Reprise économique et salaire : allez-vous être augmenté ?

Alors que la traditionnelle période des entretiens d’évaluation approche, 88% des directeurs et managers interrogés par Robert Half envisagent d’augmenter un collaborateur de leur entreprise ou de leur service cette année. Serez-vous l’heureux élu ?
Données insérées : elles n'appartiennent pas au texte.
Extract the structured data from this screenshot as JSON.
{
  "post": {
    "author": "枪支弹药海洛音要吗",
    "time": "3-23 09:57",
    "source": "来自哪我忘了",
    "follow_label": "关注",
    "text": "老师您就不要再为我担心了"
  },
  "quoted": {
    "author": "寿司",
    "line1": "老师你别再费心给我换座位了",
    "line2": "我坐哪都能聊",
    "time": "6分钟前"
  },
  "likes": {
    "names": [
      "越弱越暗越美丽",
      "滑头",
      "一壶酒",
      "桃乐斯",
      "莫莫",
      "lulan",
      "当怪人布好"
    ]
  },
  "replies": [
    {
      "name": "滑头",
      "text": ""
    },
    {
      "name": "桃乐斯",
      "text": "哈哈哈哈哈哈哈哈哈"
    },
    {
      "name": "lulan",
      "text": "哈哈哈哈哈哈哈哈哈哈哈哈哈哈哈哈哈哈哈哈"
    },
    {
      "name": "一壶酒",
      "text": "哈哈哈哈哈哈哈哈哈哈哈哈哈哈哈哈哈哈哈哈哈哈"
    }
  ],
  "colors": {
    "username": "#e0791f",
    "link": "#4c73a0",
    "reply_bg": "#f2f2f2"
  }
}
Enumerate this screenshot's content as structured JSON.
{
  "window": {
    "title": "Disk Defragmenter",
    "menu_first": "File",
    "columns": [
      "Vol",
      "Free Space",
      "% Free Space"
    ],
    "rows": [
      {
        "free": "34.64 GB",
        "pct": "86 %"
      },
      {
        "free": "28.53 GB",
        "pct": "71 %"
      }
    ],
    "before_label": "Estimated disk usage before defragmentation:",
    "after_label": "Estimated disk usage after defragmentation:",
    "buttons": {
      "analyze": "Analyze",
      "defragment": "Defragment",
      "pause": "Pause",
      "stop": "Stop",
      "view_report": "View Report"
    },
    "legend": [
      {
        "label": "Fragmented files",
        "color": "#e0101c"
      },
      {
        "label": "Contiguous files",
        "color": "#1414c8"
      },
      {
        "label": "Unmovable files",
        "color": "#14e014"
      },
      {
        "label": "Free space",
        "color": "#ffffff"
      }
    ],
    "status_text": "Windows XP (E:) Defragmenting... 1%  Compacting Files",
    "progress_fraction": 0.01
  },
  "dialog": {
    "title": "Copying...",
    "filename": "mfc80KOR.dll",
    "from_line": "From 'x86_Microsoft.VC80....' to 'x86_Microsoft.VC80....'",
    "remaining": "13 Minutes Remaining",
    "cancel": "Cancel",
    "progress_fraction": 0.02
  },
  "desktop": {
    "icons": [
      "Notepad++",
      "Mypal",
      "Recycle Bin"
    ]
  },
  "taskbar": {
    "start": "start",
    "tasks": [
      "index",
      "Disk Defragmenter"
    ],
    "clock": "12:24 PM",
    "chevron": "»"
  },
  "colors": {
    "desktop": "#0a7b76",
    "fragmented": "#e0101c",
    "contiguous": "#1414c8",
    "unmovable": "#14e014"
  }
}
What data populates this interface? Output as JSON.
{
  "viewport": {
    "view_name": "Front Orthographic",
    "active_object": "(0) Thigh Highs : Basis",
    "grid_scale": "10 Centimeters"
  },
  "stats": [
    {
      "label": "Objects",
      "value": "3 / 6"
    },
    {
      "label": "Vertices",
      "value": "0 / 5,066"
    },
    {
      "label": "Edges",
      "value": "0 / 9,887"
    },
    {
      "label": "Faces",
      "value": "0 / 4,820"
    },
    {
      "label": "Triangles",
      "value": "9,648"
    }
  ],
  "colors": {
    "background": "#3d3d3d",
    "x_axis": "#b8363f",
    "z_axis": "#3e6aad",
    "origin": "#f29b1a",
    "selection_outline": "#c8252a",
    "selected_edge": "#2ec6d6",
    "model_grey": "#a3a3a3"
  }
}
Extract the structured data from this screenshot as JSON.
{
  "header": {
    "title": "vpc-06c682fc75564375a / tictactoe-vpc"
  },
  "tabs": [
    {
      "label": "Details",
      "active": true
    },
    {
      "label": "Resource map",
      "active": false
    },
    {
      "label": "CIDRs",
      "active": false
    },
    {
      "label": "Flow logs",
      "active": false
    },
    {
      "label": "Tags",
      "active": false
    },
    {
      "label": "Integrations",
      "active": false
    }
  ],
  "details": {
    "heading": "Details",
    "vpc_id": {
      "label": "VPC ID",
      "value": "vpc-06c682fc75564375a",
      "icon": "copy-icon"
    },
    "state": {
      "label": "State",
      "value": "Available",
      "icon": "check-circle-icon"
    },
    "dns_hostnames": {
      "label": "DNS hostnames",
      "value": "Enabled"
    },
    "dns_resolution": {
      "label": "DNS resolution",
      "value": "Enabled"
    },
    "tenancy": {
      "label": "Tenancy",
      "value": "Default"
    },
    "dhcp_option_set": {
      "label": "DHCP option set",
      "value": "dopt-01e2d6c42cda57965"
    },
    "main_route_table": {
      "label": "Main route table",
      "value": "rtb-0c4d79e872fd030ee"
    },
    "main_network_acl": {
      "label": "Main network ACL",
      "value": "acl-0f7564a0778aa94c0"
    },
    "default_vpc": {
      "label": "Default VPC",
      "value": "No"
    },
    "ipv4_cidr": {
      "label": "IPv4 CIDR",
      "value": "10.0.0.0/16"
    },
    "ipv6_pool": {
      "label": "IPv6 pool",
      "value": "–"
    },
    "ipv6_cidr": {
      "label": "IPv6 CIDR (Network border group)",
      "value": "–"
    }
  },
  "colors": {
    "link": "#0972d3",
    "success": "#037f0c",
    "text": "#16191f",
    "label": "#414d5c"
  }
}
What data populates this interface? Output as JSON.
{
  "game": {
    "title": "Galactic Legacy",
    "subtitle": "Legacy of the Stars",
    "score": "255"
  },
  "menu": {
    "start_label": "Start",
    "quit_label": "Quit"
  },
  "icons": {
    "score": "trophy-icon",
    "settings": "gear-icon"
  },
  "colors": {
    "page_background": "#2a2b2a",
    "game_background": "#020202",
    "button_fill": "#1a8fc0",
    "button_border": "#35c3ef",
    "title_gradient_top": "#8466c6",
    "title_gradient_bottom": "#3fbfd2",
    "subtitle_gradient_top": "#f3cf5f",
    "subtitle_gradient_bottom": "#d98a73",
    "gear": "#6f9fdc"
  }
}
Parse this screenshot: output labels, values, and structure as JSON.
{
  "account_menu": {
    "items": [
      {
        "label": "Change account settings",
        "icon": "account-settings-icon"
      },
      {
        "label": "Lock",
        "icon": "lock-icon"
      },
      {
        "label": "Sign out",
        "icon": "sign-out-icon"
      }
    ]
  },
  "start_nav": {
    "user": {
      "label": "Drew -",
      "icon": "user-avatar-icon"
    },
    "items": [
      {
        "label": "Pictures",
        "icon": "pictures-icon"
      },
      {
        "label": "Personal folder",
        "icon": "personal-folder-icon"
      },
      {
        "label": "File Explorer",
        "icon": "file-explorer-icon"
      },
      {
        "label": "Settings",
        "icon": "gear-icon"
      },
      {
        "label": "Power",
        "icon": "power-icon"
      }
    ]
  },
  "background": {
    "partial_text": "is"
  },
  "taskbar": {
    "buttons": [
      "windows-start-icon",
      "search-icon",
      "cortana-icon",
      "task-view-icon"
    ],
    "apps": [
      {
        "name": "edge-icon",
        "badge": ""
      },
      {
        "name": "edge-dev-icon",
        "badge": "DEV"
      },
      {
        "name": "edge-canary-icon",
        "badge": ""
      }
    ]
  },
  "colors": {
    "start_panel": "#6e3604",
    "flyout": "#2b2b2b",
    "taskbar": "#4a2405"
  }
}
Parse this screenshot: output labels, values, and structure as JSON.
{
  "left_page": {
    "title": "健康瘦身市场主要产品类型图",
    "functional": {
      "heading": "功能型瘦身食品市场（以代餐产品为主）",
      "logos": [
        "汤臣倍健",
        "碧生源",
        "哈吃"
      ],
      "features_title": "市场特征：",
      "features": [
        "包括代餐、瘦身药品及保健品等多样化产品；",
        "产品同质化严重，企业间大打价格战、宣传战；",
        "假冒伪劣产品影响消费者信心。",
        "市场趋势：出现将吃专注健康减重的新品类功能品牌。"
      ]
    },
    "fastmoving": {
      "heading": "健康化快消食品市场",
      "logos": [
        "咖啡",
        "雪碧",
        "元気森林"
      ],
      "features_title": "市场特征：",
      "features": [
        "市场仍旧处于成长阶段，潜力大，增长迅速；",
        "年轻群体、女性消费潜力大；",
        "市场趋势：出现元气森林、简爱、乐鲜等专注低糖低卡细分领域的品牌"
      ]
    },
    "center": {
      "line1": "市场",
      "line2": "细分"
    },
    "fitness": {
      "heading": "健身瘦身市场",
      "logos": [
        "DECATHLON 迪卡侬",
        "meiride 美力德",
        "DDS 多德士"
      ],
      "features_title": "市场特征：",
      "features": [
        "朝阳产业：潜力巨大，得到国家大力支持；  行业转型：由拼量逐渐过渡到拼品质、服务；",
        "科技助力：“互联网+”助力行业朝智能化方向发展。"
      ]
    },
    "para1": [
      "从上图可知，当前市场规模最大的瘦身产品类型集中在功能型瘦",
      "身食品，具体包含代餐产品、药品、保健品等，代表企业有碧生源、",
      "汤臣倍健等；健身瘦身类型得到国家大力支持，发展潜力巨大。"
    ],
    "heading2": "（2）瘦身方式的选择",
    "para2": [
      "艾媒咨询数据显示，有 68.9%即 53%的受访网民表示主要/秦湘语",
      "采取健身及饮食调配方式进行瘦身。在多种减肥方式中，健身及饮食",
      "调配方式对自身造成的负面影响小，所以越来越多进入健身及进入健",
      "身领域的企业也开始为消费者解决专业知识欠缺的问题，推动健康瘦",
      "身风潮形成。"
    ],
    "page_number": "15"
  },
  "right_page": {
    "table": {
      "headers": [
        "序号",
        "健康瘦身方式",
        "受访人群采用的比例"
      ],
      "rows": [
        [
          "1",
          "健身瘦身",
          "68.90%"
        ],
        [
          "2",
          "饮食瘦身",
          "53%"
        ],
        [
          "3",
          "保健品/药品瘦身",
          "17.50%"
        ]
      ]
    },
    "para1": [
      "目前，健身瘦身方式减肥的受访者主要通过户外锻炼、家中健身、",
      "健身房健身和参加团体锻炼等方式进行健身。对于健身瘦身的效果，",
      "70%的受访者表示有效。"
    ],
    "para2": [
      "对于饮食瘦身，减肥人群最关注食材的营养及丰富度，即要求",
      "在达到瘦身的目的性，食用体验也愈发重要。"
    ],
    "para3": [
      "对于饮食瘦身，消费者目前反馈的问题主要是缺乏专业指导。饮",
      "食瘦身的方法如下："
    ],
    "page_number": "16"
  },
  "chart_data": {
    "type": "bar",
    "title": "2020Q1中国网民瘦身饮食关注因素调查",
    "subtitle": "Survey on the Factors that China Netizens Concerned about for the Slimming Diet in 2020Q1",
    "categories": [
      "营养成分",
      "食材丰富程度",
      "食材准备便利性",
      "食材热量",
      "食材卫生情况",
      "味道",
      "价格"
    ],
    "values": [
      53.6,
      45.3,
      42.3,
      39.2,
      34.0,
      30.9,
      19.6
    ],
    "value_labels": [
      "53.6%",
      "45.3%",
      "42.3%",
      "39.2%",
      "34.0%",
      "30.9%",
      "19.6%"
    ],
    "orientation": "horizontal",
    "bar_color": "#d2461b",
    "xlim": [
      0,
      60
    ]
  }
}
Entre 1% et 15% d’augmentation

Avec la reprise économique, certains salaires pourraient être révisés à la hausse

Entre 1 et 15% d’augmentation, tels seraient les chiffres annoncés. Mais ils devraient vraisemblablement s’établir autour de 1, 2 ou 5 % indique Olivier Gélis, directeur général de Robert Half France.

« En période de crise, le manque de ressources financières incite 53% des entreprises à ajourner les augmentations annuelles. Mais avec la reprise économique et l’optimisme qui en découle, cela pourrait changer, car de la même manière que les candidats ont repris les commandes du marché du recrutement, les talents au sein des entreprises ont repris la main ».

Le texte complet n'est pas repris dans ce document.